Obama praised the Weston congresswoman, who faces a primary challenge from Tim Canova, a candidate recently backed by Clinton opponent Bernie Sanders. “She’s had my back,” said Obama, who backs her reelection. “I want to make sure we have her back.”

Earlier, Obama sat in a “roundtable” discussion at the Miami Beach home of businessman and former Ambassador to Singapore Steven Green. It was a fundraiser for the Democratic Senatorial Campaign Committee, which is backing U.S. Rep. Patrick Murphy of Jupiter in the Aug. 30 primary. That event was closed to reporters. Tickets were $19,400 per person, and Sens. Bill Nelson of Florida and Ron Wyden of Oregon also attended, according to a DSCC official.

Murphy, whose chief rival is U.S. Rep. Alan Grayson of Orlando, is seen as a front-runner in the competitive race to replace Republican Marco Rubio — a contest that could determine which party controls the Senate next year. Obama gave Murphy a shout-out in the Grove: “I think he’s going to be outstanding in the United States Senate.”
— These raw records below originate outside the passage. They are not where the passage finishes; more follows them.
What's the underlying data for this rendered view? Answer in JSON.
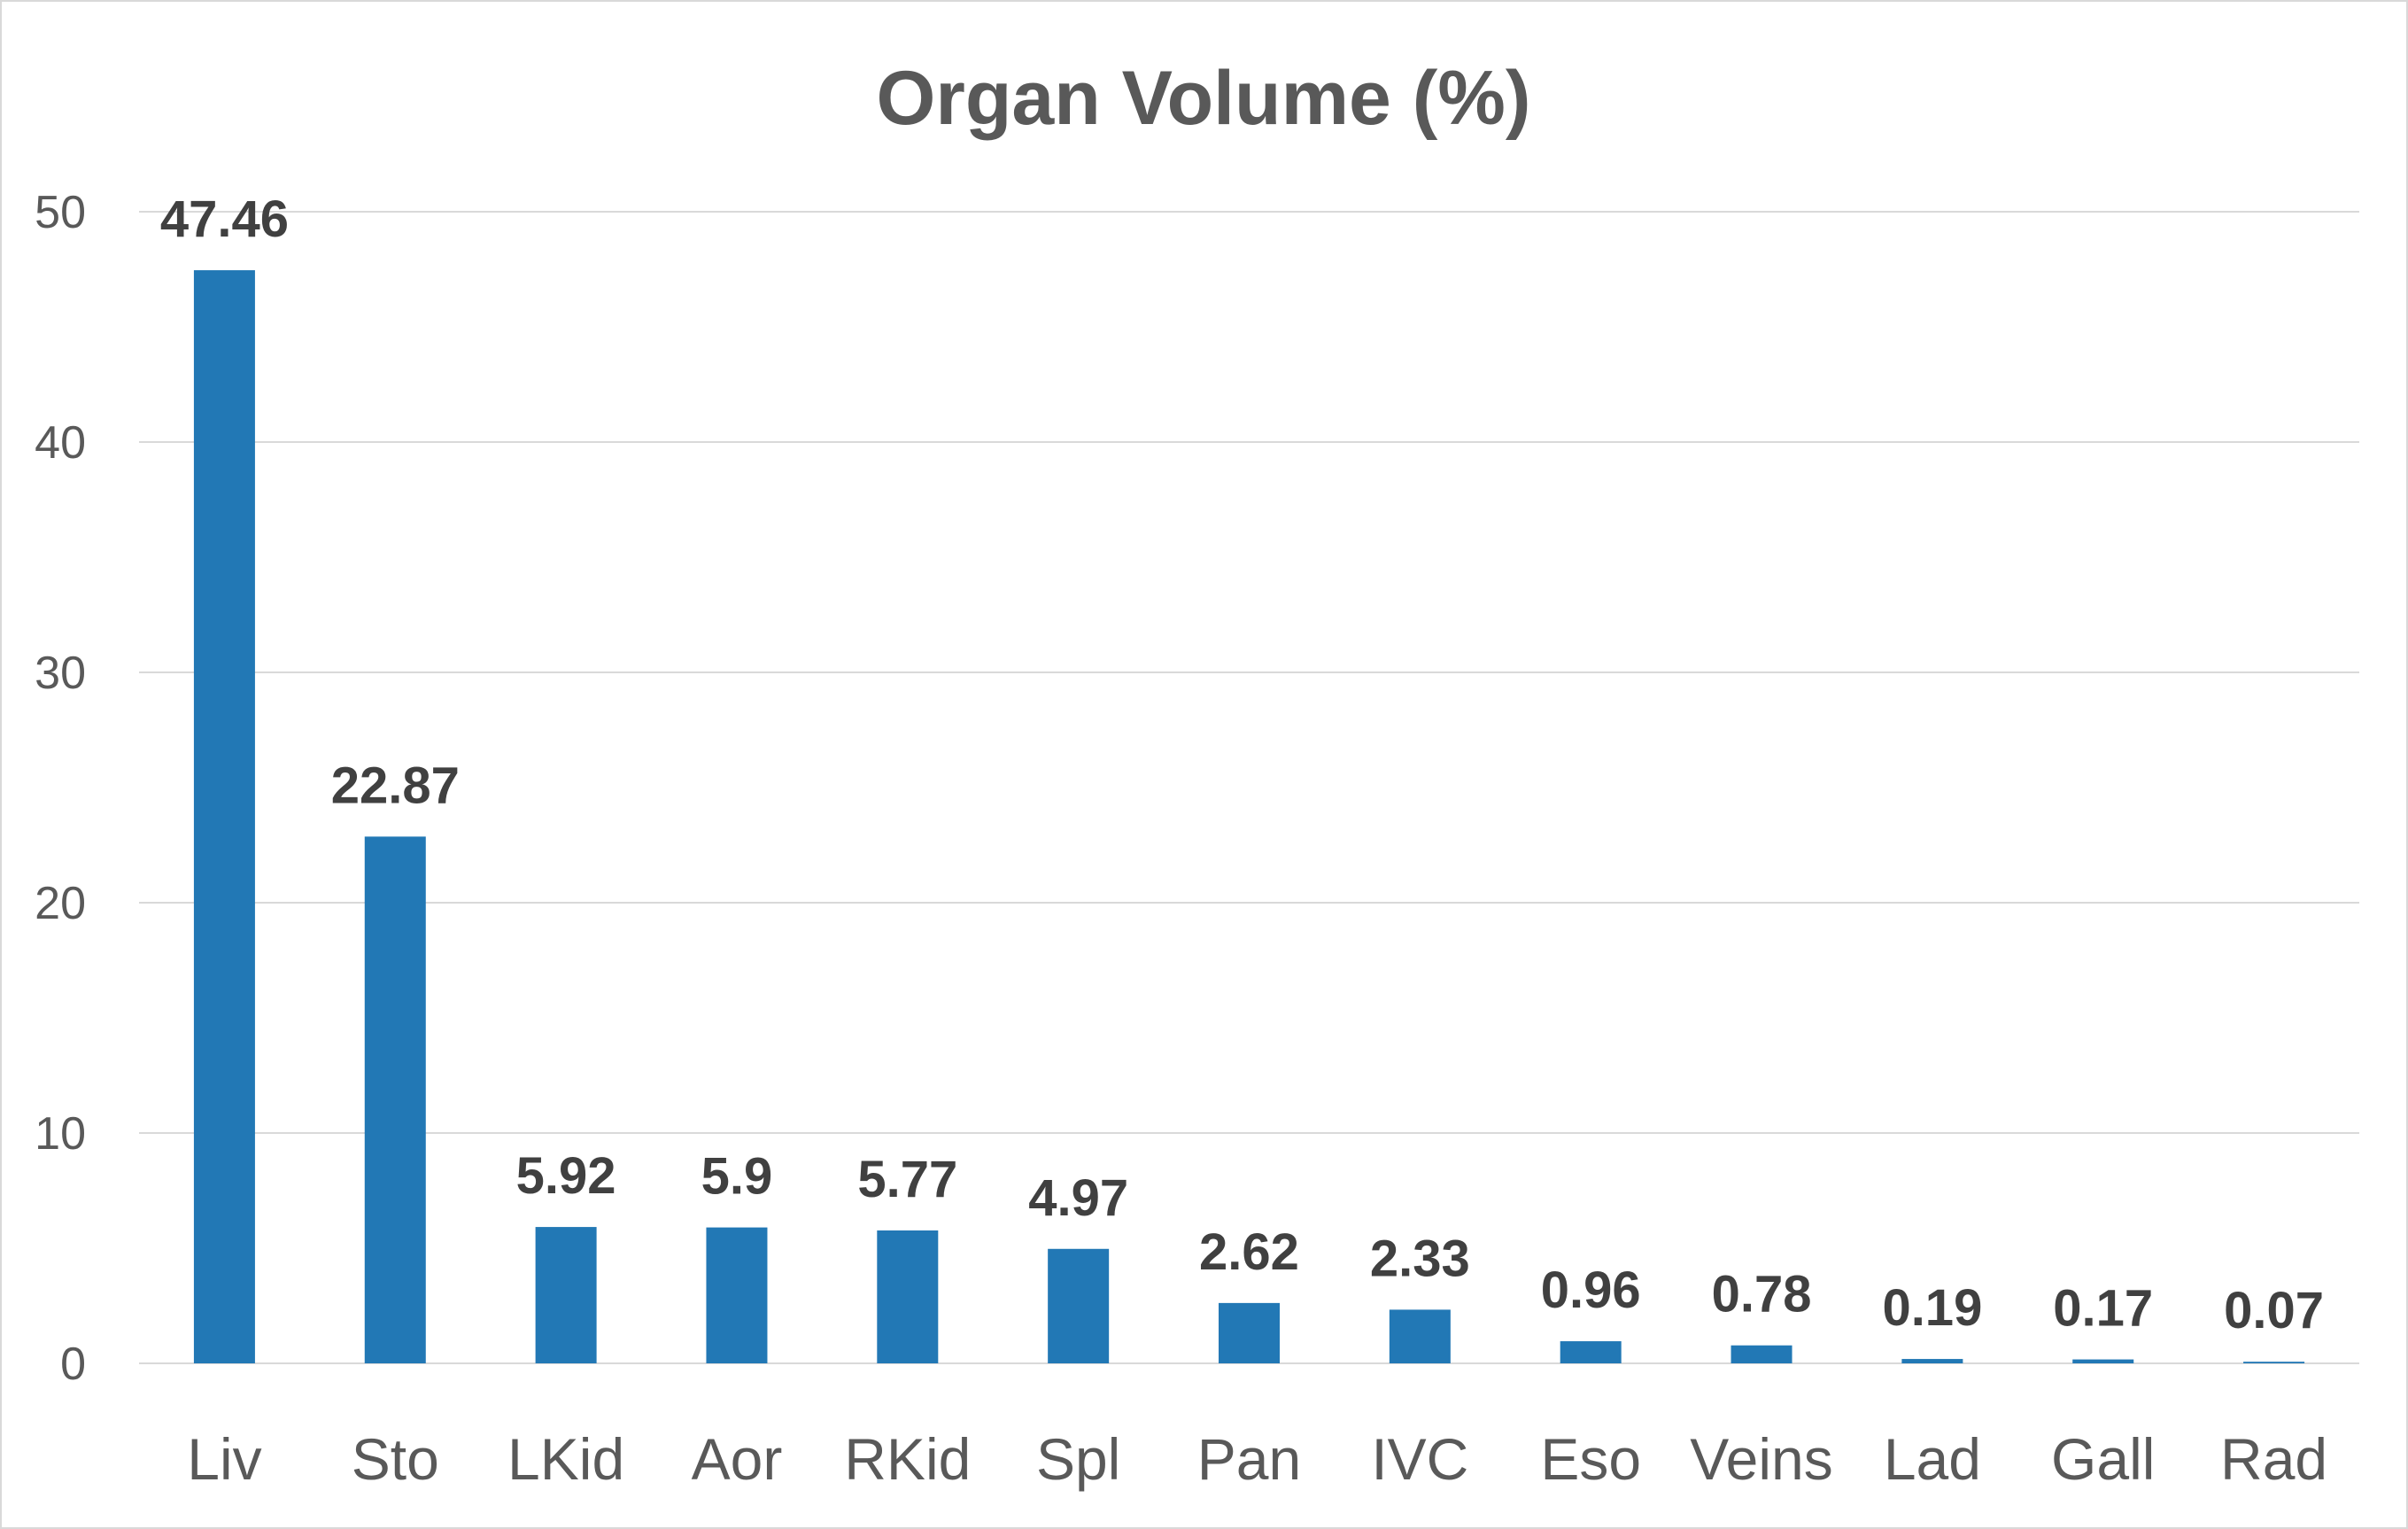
{
  "chart_data": {
    "type": "bar",
    "title": "Organ Volume (%)",
    "xlabel": "",
    "ylabel": "",
    "categories": [
      "Liv",
      "Sto",
      "LKid",
      "Aor",
      "RKid",
      "Spl",
      "Pan",
      "IVC",
      "Eso",
      "Veins",
      "Lad",
      "Gall",
      "Rad"
    ],
    "values": [
      47.46,
      22.87,
      5.92,
      5.9,
      5.77,
      4.97,
      2.62,
      2.33,
      0.96,
      0.78,
      0.19,
      0.17,
      0.07
    ],
    "data_labels": [
      "47.46",
      "22.87",
      "5.92",
      "5.9",
      "5.77",
      "4.97",
      "2.62",
      "2.33",
      "0.96",
      "0.78",
      "0.19",
      "0.17",
      "0.07"
    ],
    "ylim": [
      0,
      50
    ],
    "y_ticks": [
      0,
      10,
      20,
      30,
      40,
      50
    ],
    "grid": true,
    "legend": "none",
    "bar_color": "#2278b5",
    "grid_color": "#d9d9d9",
    "text_color": "#595959"
  }
}
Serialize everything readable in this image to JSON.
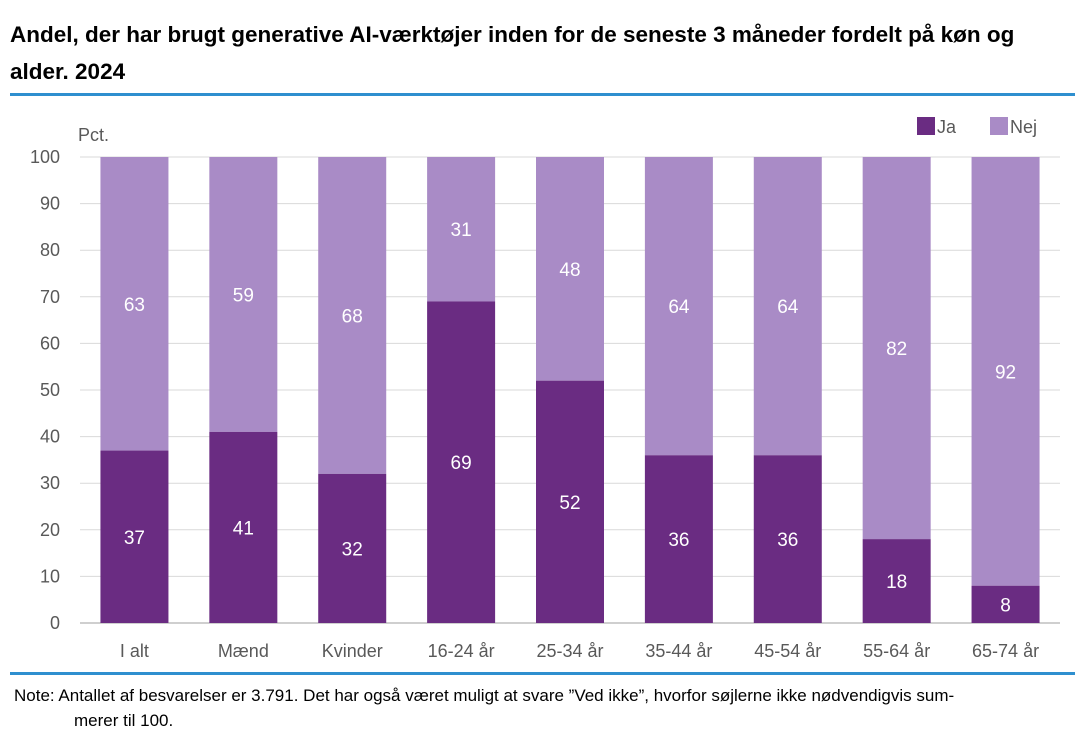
{
  "title": "Andel, der har brugt generative AI-værktøjer inden for de seneste 3 måneder fordelt på køn og alder. 2024",
  "note_line1": "Note: Antallet af besvarelser er 3.791. Det har også været muligt at svare ”Ved ikke”, hvorfor søjlerne ikke nødvendigvis sum-",
  "note_line2": "merer til 100.",
  "colors": {
    "ja": "#6a2c82",
    "nej": "#a98bc6",
    "rule": "#2f8fcf"
  },
  "chart_data": {
    "type": "bar",
    "stacked": true,
    "ylabel": "Pct.",
    "ylim": [
      0,
      100
    ],
    "yticks": [
      0,
      10,
      20,
      30,
      40,
      50,
      60,
      70,
      80,
      90,
      100
    ],
    "grid": true,
    "legend_position": "top-right",
    "categories": [
      "I alt",
      "Mænd",
      "Kvinder",
      "16-24 år",
      "25-34 år",
      "35-44 år",
      "45-54 år",
      "55-64 år",
      "65-74 år"
    ],
    "series": [
      {
        "name": "Ja",
        "values": [
          37,
          41,
          32,
          69,
          52,
          36,
          36,
          18,
          8
        ]
      },
      {
        "name": "Nej",
        "values": [
          63,
          59,
          68,
          31,
          48,
          64,
          64,
          82,
          92
        ]
      }
    ]
  }
}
The National Republican Senatorial Committee cast Obama’s foray into Murphy’s race as an attempted “bailout” of the candidate, who had a rocky past month, when he was forced to explain inconsistencies in his résumé. The Republican Party of Florida said Obama’s intervention was a sign of “disunity” in the Democratic ranks.

Obama’s motorcade and a late afternoon downpour did a number on Miami’s Friday rush-hour traffic after Air Force One landed at Miami International Airport after 4 p.m.

He departed four hours later for Palm City, in Martin County, where he plans to spend the weekend — and probably play golf.

Herald/Times staff writer Kristen M. Clark contributed to this report from Tallahassee, and McClatchy White House correspondent Lesley Clark contributed from Washington.